Sebelum mengundang 14 konfederasi dan serikat buruh, pemerintah telah membentuk Tim Koordinasi Pembahasan dan Konsultasi Publik Substansi Ketenagakerjaan RUU Cipta Kerja, 7 Februari 2020. Tim terdiri dari wakil pengusaha, pemerintah, dan akademisi.
Bonus ”pemanis”
Menteri Ketenagakerjaan Ida Fauziyah membenarkan, ada pengurangan jumlah pesangon di RUU Cipta Kerja jika dibandingkan di UU Ketenagakerjaan. Ini karena ada perubahan formula pemberian pesangon di draf RUU Cipta Kerja. Namun, akan ada kompensasi yang ditawarkan pemerintah melalui formula Jaminan Kehilangan Pekerjaan dalam bentuk pemberian uang saku tunai, pelatihan vokasi, dan akses penempatan kerja baru. ”Jadi, ada plus-minusnya. Jumlah pesangon memang berkurang, tetapi ada formula lain yang akan diperoleh pekerja terkena PHK,” tutur Ida.
Ida menambahkan, pengurangan pesangon diperlukan karena tidak semua pengusaha mampu membayarnya dengan jumlah tinggi. Kompensasi lain yang ditawarkan pemerintah adalah bonus yang bisa mencapai lima kali gaji untuk pekerja aktif, bukan pekerja yang mengalami PHK.
Bonus ini akan diberikan satu kali dalam rentang waktu satu tahun setelah RUU Cipta Kerja disahkan.
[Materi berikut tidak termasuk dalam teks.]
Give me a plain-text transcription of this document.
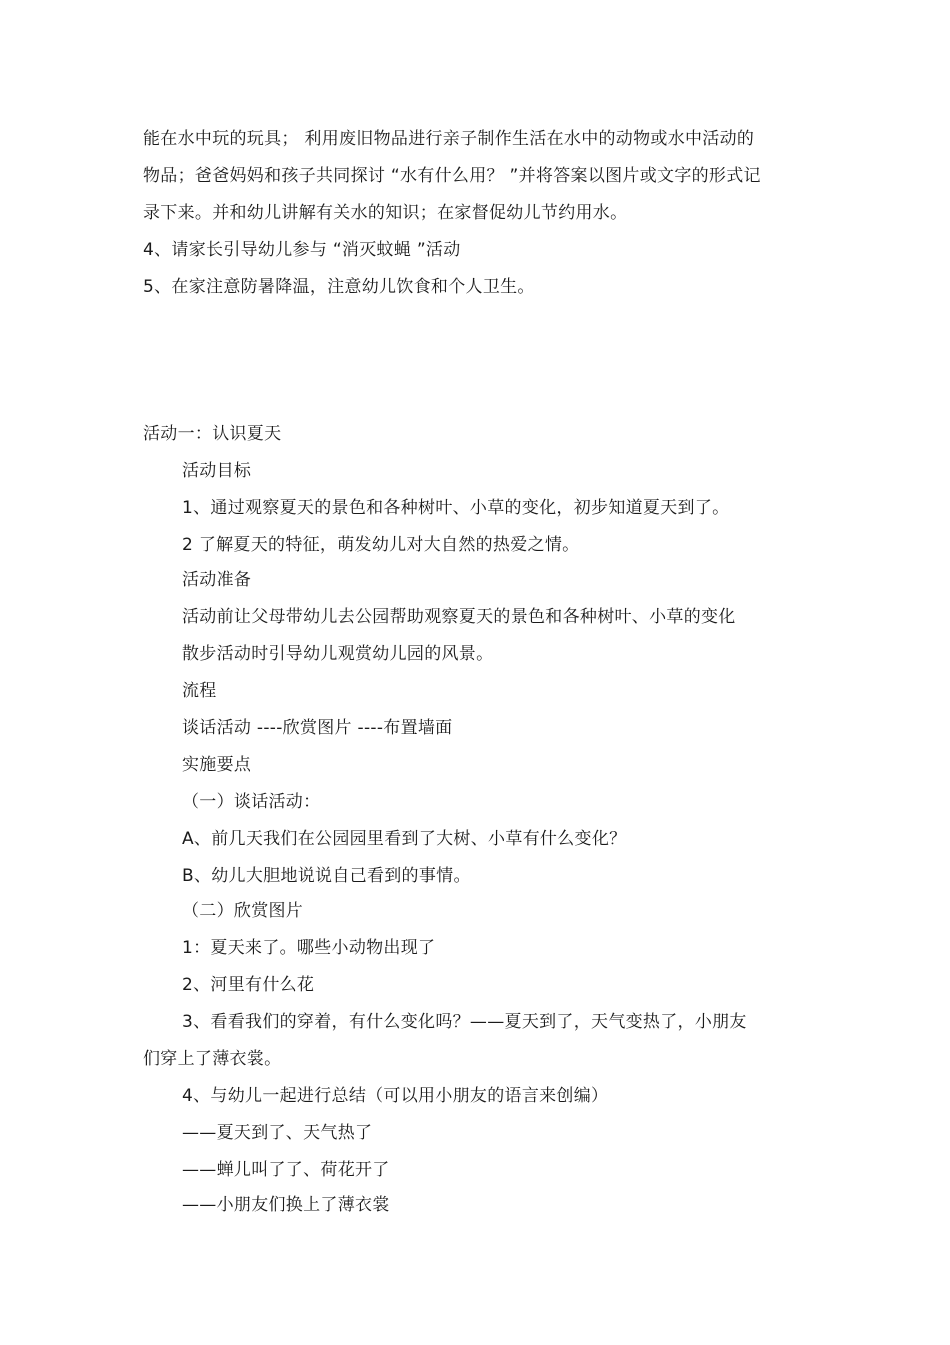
能在水中玩的玩具； 利用废旧物品进行亲子制作生活在水中的动物或水中活动的
物品；爸爸妈妈和孩子共同探讨 “水有什么用？ ”并将答案以图片或文字的形式记
录下来。并和幼儿讲解有关水的知识；在家督促幼儿节约用水。
4、请家长引导幼儿参与 “消灭蚊蝇 ”活动
5、在家注意防暑降温，注意幼儿饮食和个人卫生。
活动一：认识夏天
活动目标
1、通过观察夏天的景色和各种树叶、小草的变化，初步知道夏天到了。
2 了解夏天的特征，萌发幼儿对大自然的热爱之情。
活动准备
活动前让父母带幼儿去公园帮助观察夏天的景色和各种树叶、小草的变化
散步活动时引导幼儿观赏幼儿园的风景。
流程
谈话活动 ----欣赏图片 ----布置墙面
实施要点
（一）谈话活动：
A、前几天我们在公园园里看到了大树、小草有什么变化？
B、幼儿大胆地说说自己看到的事情。
（二）欣赏图片
1：夏天来了。哪些小动物出现了
2、河里有什么花
3、看看我们的穿着，有什么变化吗？——夏天到了，天气变热了，小朋友
们穿上了薄衣裳。
4、与幼儿一起进行总结（可以用小朋友的语言来创编）
——夏天到了、天气热了
——蝉儿叫了了、荷花开了
——小朋友们换上了薄衣裳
Bonus ini hanya berlaku untuk karyawan perusahaan besar, bukan perusahaan kecil mikro dan menengah.
Kita harus lihat bagaimana tetap mendapat investasi, tetapi tenaga kerja kita juga dapat keuntungan dari investasi itu.
Ketua Umum Asosiasi Pengusaha Indonesia Hariyadi Sukamdani berharap, RUU Cipta Kerja bisa memuluskan masuknya investasi dan menciptakan banyak lapangan kerja. Terkait keharusan pengusaha memberi bonus bagi karyawan, itu tentu menjadi beban pengusaha. Oleh karena itu, pemerintah diharapkan bisa menyeimbangkan antara kepentingan pekerja dan pengusaha. ”Selama ini tidak semua perusahaan sanggup memenuhi ketentuan upah dan pesangon di UU Ketenagakerjaan,” ujarnya.
Saat menemui wakil buruh, Wakil Ketua DPR Rachmat Gobel berjanji, DPR memprioritaskan aspek kesejahteraan pekerja dalam pembahasan RUU Cipta Kerja. ”Kita harus lihat bagaimana tetap mendapat investasi, tetapi tenaga kerja kita juga dapat keuntungan dari investasi itu,” katanya.